Background: In spite of its invasive nature and risks, kidney biopsy is currently required for precise diagnosis of many chronic kidney diseases (CKDs). Here, we explored the hypothesis that analysis of the urinary proteome can discriminate different types of CKD irrespective of the underlying mechanism of disease.
Methods: We used data from the proteome analyses of 1180 urine samples from patients with different types of CKD, generated by capillary electrophoresis coupled to mass spectrometry. A set of 706 samples served as the discovery cohort, and 474 samples were used for independent validation. For each CKD type, peptide biomarkers were defined using statistical analysis adjusted for multiple testing. Potential biomarkers of statistical significance were combined in support vector machine (SVM)-based classifiers.

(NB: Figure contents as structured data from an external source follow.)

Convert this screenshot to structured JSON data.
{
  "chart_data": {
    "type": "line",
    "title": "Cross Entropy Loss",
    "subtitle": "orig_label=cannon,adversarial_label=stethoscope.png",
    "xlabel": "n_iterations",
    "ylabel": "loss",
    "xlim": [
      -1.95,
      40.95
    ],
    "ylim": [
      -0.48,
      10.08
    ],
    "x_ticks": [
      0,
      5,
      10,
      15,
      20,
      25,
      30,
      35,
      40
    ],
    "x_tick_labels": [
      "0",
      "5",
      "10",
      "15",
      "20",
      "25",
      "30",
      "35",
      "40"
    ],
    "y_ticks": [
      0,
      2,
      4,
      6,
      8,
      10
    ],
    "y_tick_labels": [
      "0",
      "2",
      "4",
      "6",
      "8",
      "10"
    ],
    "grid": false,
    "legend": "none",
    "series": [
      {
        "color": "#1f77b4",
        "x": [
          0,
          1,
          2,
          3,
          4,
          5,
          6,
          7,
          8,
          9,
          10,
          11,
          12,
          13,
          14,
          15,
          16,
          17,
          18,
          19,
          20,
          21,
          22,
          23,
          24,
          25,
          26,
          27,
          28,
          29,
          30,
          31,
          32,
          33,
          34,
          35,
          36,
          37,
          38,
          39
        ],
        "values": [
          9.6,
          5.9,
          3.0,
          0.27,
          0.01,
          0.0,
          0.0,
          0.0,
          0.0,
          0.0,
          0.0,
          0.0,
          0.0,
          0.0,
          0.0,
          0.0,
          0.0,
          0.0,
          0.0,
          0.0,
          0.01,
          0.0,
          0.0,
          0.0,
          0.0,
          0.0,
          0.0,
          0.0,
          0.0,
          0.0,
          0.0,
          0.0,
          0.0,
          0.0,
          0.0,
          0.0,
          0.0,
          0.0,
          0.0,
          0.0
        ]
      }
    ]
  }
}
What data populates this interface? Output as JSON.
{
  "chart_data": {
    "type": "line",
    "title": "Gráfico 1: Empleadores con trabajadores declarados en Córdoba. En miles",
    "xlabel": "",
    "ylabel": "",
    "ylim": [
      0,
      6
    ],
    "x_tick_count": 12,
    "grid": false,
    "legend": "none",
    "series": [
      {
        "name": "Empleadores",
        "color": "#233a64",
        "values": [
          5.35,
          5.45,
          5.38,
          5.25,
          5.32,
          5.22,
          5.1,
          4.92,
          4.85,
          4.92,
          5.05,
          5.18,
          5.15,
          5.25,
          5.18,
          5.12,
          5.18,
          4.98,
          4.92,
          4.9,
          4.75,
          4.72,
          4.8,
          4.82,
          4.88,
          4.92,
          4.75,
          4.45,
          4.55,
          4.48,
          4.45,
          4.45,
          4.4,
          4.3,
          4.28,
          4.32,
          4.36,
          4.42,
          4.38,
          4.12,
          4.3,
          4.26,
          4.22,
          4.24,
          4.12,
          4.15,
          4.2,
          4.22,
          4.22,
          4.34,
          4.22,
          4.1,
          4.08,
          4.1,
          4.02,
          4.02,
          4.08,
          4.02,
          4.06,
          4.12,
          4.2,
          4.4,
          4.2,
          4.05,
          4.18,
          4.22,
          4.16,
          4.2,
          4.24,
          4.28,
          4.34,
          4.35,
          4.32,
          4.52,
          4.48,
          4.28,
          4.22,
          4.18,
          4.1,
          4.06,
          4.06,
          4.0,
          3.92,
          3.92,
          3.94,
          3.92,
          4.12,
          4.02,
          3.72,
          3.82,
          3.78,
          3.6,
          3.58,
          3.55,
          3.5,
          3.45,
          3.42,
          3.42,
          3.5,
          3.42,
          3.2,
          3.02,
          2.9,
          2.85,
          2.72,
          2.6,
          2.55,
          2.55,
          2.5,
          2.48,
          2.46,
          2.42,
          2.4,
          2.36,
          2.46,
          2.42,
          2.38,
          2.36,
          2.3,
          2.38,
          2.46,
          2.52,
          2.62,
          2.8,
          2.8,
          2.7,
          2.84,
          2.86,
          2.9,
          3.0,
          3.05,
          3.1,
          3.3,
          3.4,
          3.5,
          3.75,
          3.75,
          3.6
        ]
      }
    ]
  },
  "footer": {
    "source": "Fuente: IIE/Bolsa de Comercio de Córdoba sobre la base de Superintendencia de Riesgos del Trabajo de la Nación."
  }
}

Results: For seven different types of CKD, several potential urinary biomarker peptides (ranging from 116 to 619 peptides) were defined and combined into SVM-based classifiers specific for each CKD. These classifiers were validated in an independent cohort and showed good to excellent accuracy for discrimination of one CKD type from the others (area under the receiver operating characteristic curve ranged from 0.77 to 0.95). Sequence analysis of the biomarkers provided further information that may clarify the underlying pathophysiology.
Conclusions: Our data indicate that urinary proteome analysis has the potential to identify various types of CKD defined by pathological assessment of renal biopsies and current clinical practice in general. Moreover, these approaches may provide information to model molecular changes per CKD.
Keywords: biomarkers; chronic kidney disease; peptides; proteome analysis; urine.